# Did Chrysler really invent the minivan?



## beefers1 (Aug 23, 2007)

It seems many people think so, but I recall there has been many similar vehicles before the Caravan/Voyager. One of the better-known ones was the Nissan Prairie (known as the Multi in Canada and the Stanza in the US), introduced in 1981, and though considerable smaller than the Chrysler vans, had all the characteristics of one, including dual sliding doors (something Chrysler vans didn't have until 1996!), seating for 6/7, and folding rear seat. So shouldn't that, or even some vehicles before that one that had similar characteristics, be considered the first minivans?


----------



## oldmn (Oct 16, 2005)

That should be the first American Mini van.
There have been mini and micro vans in other countries for years.


----------



## beefers1 (Aug 23, 2007)

yes, but chrysler claims it has INVENTED the minivan. weird...


----------



## suprafly (Jul 1, 2006)

I would give them credit. They still obviously filled a hell of a nitch and that was one of the things that brought them out of the huge slump they were in at the time. I would consider the stanza to be more of a wagon type car.
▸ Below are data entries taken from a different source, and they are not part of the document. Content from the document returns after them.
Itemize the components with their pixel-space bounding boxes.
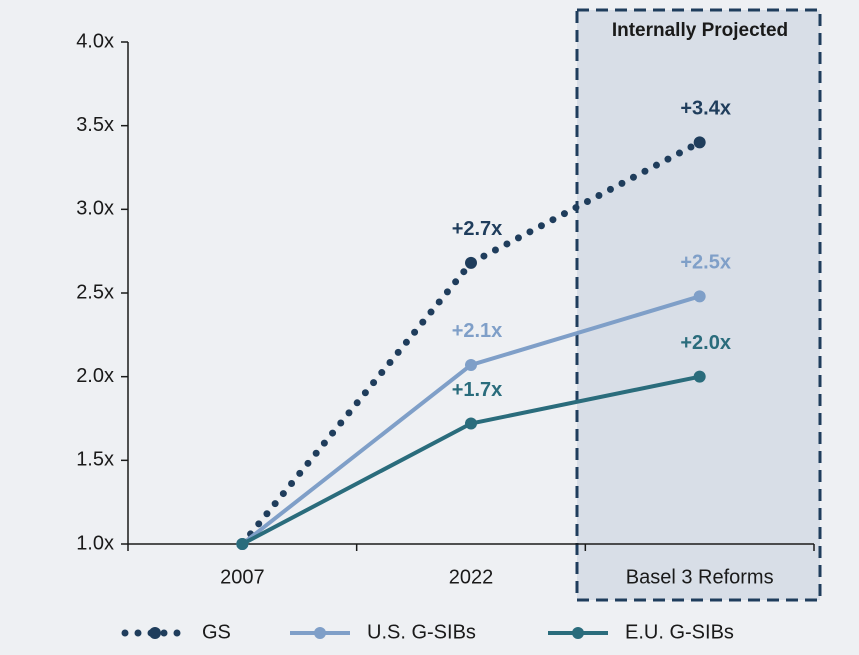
data-label: +2.5x [680,252,731,274]
legend-marker [149,627,161,639]
y-tick-label: 1.0x [76,532,114,554]
data-label: +3.4x [680,98,731,120]
projection-box [575,8,822,602]
data-label: +2.1x [452,320,503,342]
data-label: +2.0x [680,332,731,354]
legend-marker [314,627,326,639]
y-tick-label: 4.0x [76,30,114,52]
y-tick-label: 2.5x [76,281,114,303]
x-tick-label: 2022 [449,566,494,588]
data-point [693,370,706,383]
data-point [236,538,249,550]
data-label: +1.7x [452,379,503,401]
y-tick-label: 3.0x [76,198,114,220]
data-point [465,256,477,269]
legend-label: GS [202,621,231,643]
legend-label: U.S. G-SIBs [367,621,476,643]
y-tick-label: 3.5x [76,114,114,136]
y-tick-label: 2.0x [76,365,114,387]
data-point [465,417,477,430]
annotation: Internally Projected [611,20,789,41]
legend-label: E.U. G-SIBs [625,621,734,643]
data-point [465,358,477,371]
data-point [693,290,706,303]
legend-marker [572,627,584,639]
x-tick-label: Basel 3 Reforms [626,566,774,588]
data-label: +2.7x [452,218,503,240]
x-tick-label: 2007 [220,566,265,588]
data-point [693,136,706,149]
y-tick-label: 1.5x [76,449,114,471]
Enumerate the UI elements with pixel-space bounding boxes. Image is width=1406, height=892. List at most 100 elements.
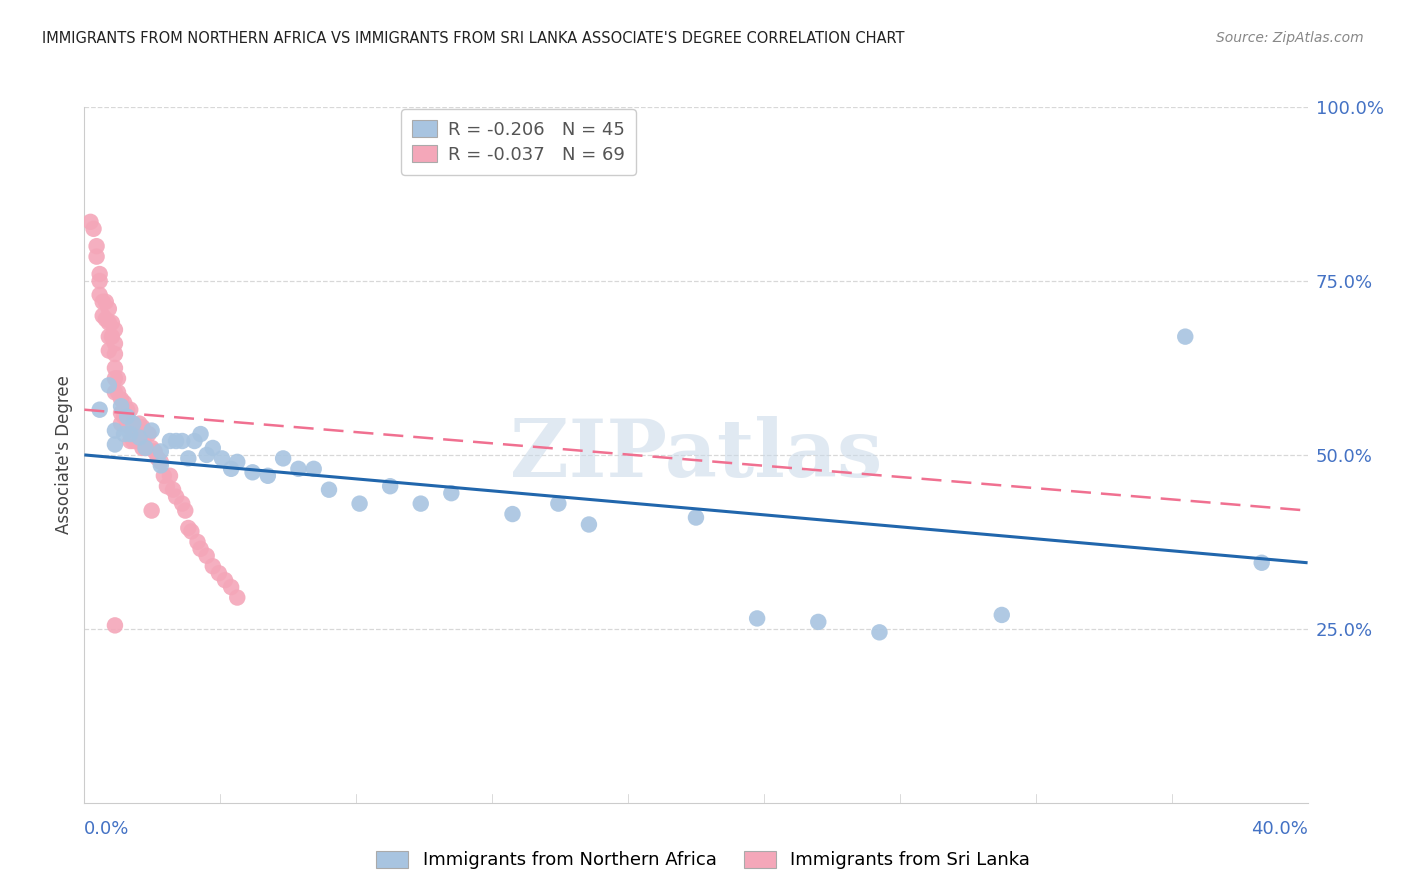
Text: ZIPatlas: ZIPatlas — [510, 416, 882, 494]
Point — [115, 409, 138, 424]
Point — [104, 437, 127, 451]
Point — [159, 434, 181, 448]
Point — [165, 434, 187, 448]
Point — [107, 385, 129, 400]
Point — [190, 541, 212, 556]
Point — [159, 468, 181, 483]
Point — [172, 434, 194, 448]
Point — [180, 524, 202, 539]
Point — [547, 497, 569, 511]
Point — [120, 427, 142, 442]
Point — [86, 250, 108, 264]
Point — [131, 420, 153, 434]
Point — [91, 309, 114, 323]
Point — [135, 441, 157, 455]
Point — [120, 402, 142, 417]
Point — [226, 455, 249, 469]
Point — [141, 441, 163, 455]
Point — [83, 222, 105, 236]
Point — [128, 430, 150, 444]
Point — [115, 417, 138, 431]
Point — [94, 312, 117, 326]
Point — [211, 451, 233, 466]
Point — [257, 468, 280, 483]
Point — [242, 466, 264, 480]
Point — [104, 336, 127, 351]
Point — [107, 371, 129, 385]
Point — [153, 468, 176, 483]
Point — [94, 294, 117, 309]
Point — [141, 424, 163, 438]
Point — [86, 239, 108, 253]
Point — [172, 497, 194, 511]
Point — [201, 441, 224, 455]
Point — [195, 549, 218, 563]
Point — [125, 434, 148, 448]
Point — [128, 434, 150, 448]
Point — [149, 458, 172, 473]
Point — [97, 343, 120, 358]
Point — [91, 294, 114, 309]
Point — [101, 316, 124, 330]
Point — [110, 406, 132, 420]
Point — [156, 479, 179, 493]
Point — [143, 444, 166, 458]
Point — [349, 497, 371, 511]
Point — [186, 534, 208, 549]
Point — [141, 503, 163, 517]
Point — [302, 462, 325, 476]
Point — [318, 483, 340, 497]
Text: 0.0%: 0.0% — [84, 821, 129, 838]
Point — [104, 347, 127, 361]
Point — [104, 385, 127, 400]
Legend: Immigrants from Northern Africa, Immigrants from Sri Lanka: Immigrants from Northern Africa, Immigra… — [367, 842, 1039, 879]
Point — [110, 392, 132, 407]
Point — [112, 427, 135, 442]
Point — [97, 329, 120, 343]
Point — [104, 424, 127, 438]
Legend: R = -0.206   N = 45, R = -0.037   N = 69: R = -0.206 N = 45, R = -0.037 N = 69 — [401, 109, 636, 175]
Point — [177, 521, 200, 535]
Point — [97, 378, 120, 392]
Point — [131, 441, 153, 455]
Point — [120, 420, 142, 434]
Point — [135, 427, 157, 442]
Point — [149, 444, 172, 458]
Point — [502, 507, 524, 521]
Point — [991, 607, 1014, 622]
Point — [219, 580, 242, 594]
Point — [97, 316, 120, 330]
Point — [89, 267, 111, 281]
Point — [120, 434, 142, 448]
Point — [287, 462, 309, 476]
Point — [271, 451, 294, 466]
Point — [122, 420, 145, 434]
Point — [578, 517, 600, 532]
Point — [201, 559, 224, 574]
Point — [97, 301, 120, 316]
Point — [214, 573, 236, 587]
Point — [112, 409, 135, 424]
Y-axis label: Associate's Degree: Associate's Degree — [55, 376, 73, 534]
Point — [89, 402, 111, 417]
Point — [1250, 556, 1272, 570]
Point — [162, 483, 184, 497]
Point — [135, 441, 157, 455]
Point — [208, 566, 231, 581]
Text: 40.0%: 40.0% — [1251, 821, 1308, 838]
Point — [104, 371, 127, 385]
Point — [104, 323, 127, 337]
Point — [177, 451, 200, 466]
Point — [226, 591, 249, 605]
Point — [747, 611, 769, 625]
Point — [128, 417, 150, 431]
Point — [101, 329, 124, 343]
Point — [89, 288, 111, 302]
Point — [104, 360, 127, 375]
Point — [183, 434, 205, 448]
Point — [79, 215, 101, 229]
Point — [174, 503, 197, 517]
Point — [110, 417, 132, 431]
Point — [89, 274, 111, 288]
Point — [869, 625, 891, 640]
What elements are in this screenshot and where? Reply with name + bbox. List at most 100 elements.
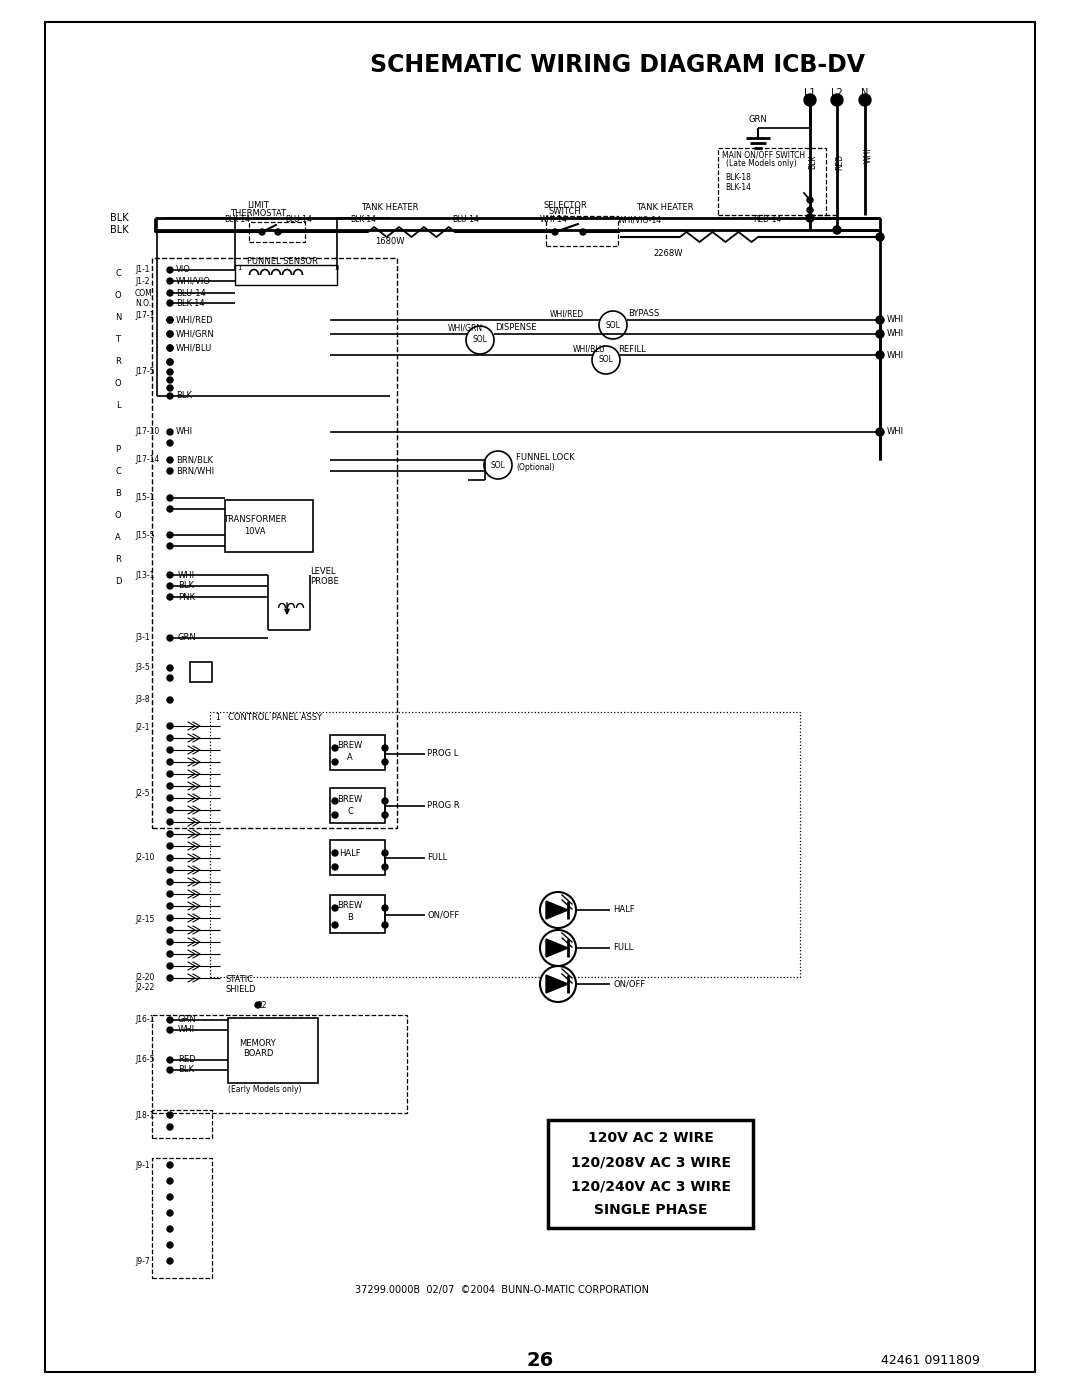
Text: BLK: BLK: [178, 581, 194, 591]
Circle shape: [382, 745, 388, 752]
Text: COM: COM: [135, 289, 152, 298]
Text: WHI/RED: WHI/RED: [550, 310, 584, 319]
Text: J1-1: J1-1: [135, 265, 149, 274]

We had a plymouth voyager while I was growing up and loved it, except for the horrible head gasket problems.


----------



## beefers1 (Aug 23, 2007)

yes, but the stanza has all the properties of a van (dual sliding doors, seating for 7, folding rear seats, like I said above), it's just smaller.


----------



## dai (Jul 2, 2004)

the minivan was a model of the morris mini minor from the late 50's early 60's


----------